To start, it may to be useful to glean some intuition as to what we are representing here. Take for instance the set $\mathbb{Q} \cap [0,1]$. Though it is dense on this interval, there is an intuition that this set is in some ways "small", i.e. it is a countable subset of an uncountable interval. To match this intuition, we seek to develop some theory. This theory starts with some naive notions of volume that are easily computable, e.g. the length of an interval, or in general the volume of a $n$-dimensional rectangle. The idea here is that if we can cover some set with such closed rectangles, and make their volume arbitrarily small, it demonstrates that the covered set is in some way small.

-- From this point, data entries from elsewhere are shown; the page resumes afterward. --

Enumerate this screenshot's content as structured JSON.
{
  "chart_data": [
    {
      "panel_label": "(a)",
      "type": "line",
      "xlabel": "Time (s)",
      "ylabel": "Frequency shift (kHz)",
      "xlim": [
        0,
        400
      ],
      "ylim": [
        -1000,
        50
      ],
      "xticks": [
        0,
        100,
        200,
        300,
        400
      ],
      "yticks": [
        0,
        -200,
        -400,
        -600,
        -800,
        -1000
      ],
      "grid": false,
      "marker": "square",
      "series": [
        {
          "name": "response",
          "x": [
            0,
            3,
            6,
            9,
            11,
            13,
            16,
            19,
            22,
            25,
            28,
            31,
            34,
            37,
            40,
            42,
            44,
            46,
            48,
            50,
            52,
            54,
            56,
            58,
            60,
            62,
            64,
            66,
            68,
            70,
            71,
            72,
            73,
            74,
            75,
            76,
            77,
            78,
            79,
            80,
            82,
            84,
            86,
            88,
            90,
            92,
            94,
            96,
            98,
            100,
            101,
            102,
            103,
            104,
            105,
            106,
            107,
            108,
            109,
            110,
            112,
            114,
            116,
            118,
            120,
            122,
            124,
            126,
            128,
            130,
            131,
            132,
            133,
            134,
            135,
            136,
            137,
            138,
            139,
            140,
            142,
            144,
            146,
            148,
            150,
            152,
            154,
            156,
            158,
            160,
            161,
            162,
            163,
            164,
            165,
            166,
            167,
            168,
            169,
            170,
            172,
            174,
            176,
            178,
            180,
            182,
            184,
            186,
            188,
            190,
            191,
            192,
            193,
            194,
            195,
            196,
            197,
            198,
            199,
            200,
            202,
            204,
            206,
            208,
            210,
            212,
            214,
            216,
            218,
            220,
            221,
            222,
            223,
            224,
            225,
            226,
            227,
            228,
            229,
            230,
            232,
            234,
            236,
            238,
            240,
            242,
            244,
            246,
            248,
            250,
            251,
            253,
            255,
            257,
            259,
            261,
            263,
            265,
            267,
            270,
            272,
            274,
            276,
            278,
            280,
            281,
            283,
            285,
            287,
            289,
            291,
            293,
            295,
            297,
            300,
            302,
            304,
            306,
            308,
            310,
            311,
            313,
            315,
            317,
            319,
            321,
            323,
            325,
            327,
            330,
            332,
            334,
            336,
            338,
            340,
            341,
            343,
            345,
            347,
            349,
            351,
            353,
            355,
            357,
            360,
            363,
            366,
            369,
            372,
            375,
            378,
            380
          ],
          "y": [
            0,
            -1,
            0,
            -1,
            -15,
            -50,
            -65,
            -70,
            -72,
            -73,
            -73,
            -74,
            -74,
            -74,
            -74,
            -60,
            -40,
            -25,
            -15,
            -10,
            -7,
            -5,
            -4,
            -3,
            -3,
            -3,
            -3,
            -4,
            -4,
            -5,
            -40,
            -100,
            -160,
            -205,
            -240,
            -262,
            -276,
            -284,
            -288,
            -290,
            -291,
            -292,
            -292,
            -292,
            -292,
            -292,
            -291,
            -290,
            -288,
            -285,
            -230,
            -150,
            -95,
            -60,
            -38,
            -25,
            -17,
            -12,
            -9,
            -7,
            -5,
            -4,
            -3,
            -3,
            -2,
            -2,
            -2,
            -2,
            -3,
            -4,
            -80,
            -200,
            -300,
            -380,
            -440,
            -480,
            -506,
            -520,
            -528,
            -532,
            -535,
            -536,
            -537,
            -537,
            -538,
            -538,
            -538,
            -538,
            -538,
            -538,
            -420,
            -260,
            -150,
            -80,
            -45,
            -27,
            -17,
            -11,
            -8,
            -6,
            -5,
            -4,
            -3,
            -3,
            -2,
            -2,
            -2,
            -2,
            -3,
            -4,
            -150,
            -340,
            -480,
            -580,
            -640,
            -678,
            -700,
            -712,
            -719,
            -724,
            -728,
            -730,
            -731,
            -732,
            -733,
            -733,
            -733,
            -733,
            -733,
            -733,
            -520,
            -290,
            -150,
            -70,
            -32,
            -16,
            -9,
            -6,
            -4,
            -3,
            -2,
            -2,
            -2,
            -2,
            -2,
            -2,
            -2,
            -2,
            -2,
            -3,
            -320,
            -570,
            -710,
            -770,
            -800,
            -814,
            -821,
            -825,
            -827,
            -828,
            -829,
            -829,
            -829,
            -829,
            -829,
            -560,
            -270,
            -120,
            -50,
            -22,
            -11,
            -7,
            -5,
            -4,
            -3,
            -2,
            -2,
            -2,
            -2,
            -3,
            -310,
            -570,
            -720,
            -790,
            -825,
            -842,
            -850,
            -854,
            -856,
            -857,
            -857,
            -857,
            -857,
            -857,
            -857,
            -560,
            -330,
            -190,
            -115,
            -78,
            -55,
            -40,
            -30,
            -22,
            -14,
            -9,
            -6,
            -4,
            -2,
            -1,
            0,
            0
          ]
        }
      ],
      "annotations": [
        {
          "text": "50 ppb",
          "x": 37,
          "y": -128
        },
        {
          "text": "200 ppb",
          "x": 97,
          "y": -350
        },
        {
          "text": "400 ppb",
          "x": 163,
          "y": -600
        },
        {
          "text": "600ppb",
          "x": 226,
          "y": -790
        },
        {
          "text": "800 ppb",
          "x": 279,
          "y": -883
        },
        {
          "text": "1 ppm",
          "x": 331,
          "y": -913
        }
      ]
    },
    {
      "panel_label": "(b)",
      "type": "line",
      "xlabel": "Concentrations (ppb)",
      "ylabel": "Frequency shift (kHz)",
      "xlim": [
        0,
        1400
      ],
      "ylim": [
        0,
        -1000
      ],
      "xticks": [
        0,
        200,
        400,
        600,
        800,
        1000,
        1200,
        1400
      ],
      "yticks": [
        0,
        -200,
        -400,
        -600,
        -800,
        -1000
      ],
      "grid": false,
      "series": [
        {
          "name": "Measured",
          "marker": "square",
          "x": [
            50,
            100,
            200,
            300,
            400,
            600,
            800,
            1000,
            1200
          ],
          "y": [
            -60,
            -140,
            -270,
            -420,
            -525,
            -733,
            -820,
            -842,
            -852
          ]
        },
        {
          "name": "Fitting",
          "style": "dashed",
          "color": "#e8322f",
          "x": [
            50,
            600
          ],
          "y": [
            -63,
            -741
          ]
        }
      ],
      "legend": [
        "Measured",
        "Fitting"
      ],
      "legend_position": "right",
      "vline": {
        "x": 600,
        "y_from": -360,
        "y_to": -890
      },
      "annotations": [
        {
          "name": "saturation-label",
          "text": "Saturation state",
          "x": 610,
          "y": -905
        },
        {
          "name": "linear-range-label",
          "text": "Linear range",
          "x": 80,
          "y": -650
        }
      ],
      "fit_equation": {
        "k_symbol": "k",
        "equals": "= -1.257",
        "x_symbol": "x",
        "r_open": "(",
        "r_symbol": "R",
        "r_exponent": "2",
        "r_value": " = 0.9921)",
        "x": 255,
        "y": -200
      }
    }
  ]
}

In particular, keeping with the prior example, if we regard $\mathbb{Q} \cap [0,1]$ as the countable union of its composite rational points, say $\bigcup_{i = 1}^{\infty} q_i$, we can for each rational point and arbitrary positive $\epsilon$ consider the enveloping interval $[q_i - \frac{\epsilon}{2^{i+2}}, q_i + \frac{\epsilon}{2^{i+2}}]$ with length $\frac{\epsilon}{2^{i+1}}$ (we can do this as the set is countable). It follows that we have:
$$\mathbb{Q} \cap [0,1] = \bigcup_{i = 1}^{\infty} q_i \subset \bigcup_{i = 1}^{\infty} [q_i - \frac{\epsilon}{2^{i+2}}, q_i + \frac{\epsilon}{2^{i+2}}]$$ Where we additionally have the sum of lengths: $$ \sum_{i =1}^{\infty} \frac{\epsilon}{2^{i+1}} = \frac{\epsilon}{2} < \epsilon $$ And thus $\mathbb{Q} \cap [0,1]$ is suitably small, and we regard this with the title "measure zero".
With regard to how compactness comes into play here (in general, as of course the provided example is not compact), it is relatively straightforward. If a set is already measure zero, we know that we have some cover of intervals/retangles with total length less than say $\frac{\epsilon}{2}$. We can then cover those rectangles with open rectangles of arbitrarily little additional volume (say that the total $< \epsilon$), which of course still cover the original set. As the set is compact (and the covering by these new rectangles is an open cover) then, we are guaranteed a finite subcover of open rectangles that is still subject to this total volume constraint. Inclusion of the boundaries of each of these rectangles then yields a finite covering by closed rectangles of the same total volume. This criteria is referred to in literature some times as "Jordan content zero".
This, in totality, gives you a nonconstructive way to answer your question (that is, it just implies such a finite cover exists fulfilling arbitrarily small total length, as it is quite simple to show your provided set is at least measure zero with a nearly identical argument to the provided one). However, you now have the tools to address to your final question in a more satisfying way. In particular, I may note as a hint of sorts that $2^{-n}$ goes to zero rather quickly. Could you perhaps find a system to cover the points very close to $0$ and then constrain the outliers in suitably small intervals? In particular, you may note that even an arbitrarily small interval about $0$ only fails to cover a finite amount of points in this set.